A novel two-stage seaweed integrated multi-trophic aquaculture

Marine aquaculture is undeniably a key future direction for the production of food. However, traditional aquaculture involves some significant drawbacks, the major one of which is the surplus discharge of organic matter and dissolved nutrients. To mitigate the environmental impact, integrated multi-trophic aquaculture (IMTA) systems, which advocate the integration of fed fish with inorganic and organic extractive species, may offer a sustainable solution. This study focuses on an innovative experimental setting, integrating three marine macroalgae species (Ulva rigida, Gracilaria conferta, Hypnea musciformis) serially connected via two-stage seaweed culture tanks to a finfish culture (the gilthead sea bream; Sparus aurata). The aim was to compare and assess the biofiltration and growth performances of the seaweeds, while altering their order in the two-stage system. The results indicated U. rigida as the fastest growing species.
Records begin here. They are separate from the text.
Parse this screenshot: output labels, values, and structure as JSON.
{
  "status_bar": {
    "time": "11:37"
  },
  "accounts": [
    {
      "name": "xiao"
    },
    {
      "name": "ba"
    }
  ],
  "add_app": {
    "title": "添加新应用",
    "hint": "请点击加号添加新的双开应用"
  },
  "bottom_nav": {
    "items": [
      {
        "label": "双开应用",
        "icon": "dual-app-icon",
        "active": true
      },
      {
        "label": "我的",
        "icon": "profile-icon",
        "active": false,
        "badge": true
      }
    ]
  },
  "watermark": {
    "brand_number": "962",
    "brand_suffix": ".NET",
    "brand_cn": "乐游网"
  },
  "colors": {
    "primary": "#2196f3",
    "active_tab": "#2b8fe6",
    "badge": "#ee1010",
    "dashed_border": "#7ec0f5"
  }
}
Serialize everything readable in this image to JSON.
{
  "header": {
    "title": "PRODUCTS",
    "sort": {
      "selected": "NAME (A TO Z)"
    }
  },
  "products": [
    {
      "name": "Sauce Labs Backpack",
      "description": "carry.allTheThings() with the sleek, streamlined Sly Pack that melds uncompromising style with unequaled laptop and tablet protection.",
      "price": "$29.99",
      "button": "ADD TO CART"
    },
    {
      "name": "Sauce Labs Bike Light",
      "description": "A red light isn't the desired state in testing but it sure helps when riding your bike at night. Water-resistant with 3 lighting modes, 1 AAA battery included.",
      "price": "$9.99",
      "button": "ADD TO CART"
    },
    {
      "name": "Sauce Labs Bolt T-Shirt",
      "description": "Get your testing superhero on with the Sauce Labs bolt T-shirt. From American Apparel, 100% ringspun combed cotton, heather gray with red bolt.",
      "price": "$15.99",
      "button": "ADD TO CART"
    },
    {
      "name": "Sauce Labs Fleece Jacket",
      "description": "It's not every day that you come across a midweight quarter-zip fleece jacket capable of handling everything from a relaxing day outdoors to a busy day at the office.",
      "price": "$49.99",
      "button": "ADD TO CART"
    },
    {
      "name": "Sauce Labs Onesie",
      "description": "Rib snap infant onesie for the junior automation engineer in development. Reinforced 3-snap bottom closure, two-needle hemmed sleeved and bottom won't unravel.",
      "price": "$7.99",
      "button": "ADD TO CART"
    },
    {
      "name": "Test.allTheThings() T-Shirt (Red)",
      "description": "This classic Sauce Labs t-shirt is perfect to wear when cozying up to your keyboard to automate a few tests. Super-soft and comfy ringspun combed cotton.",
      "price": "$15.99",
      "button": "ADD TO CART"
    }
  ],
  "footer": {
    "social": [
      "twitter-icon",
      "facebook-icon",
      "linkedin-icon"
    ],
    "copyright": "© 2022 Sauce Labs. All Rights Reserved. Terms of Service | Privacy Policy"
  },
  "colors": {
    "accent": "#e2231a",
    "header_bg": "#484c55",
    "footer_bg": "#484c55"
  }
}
Ulva rigida also displayed the highest total ammonia nitrogen (TAN) uptake rates and removal efficiency. The design allowed the production of high tissue protein and carbohydrate levels for potential biorefinery uses. Ulva rigida protein content averaged 23%, while that of H. musciformis and G. conferta averaged 25% and 18%, respectively. Hypnea musciformis and G. conferta grown under low nutrient conditions presented a significantly higher total carbohydrate content of nearly 50%, compared to 34% exhibited by U. rigida. In summary, the seaweed pairing in a two-stage system did not inhibit the performance of each individual species and improved overall production. Consequently, it offers significant advantages for future IMTA systems.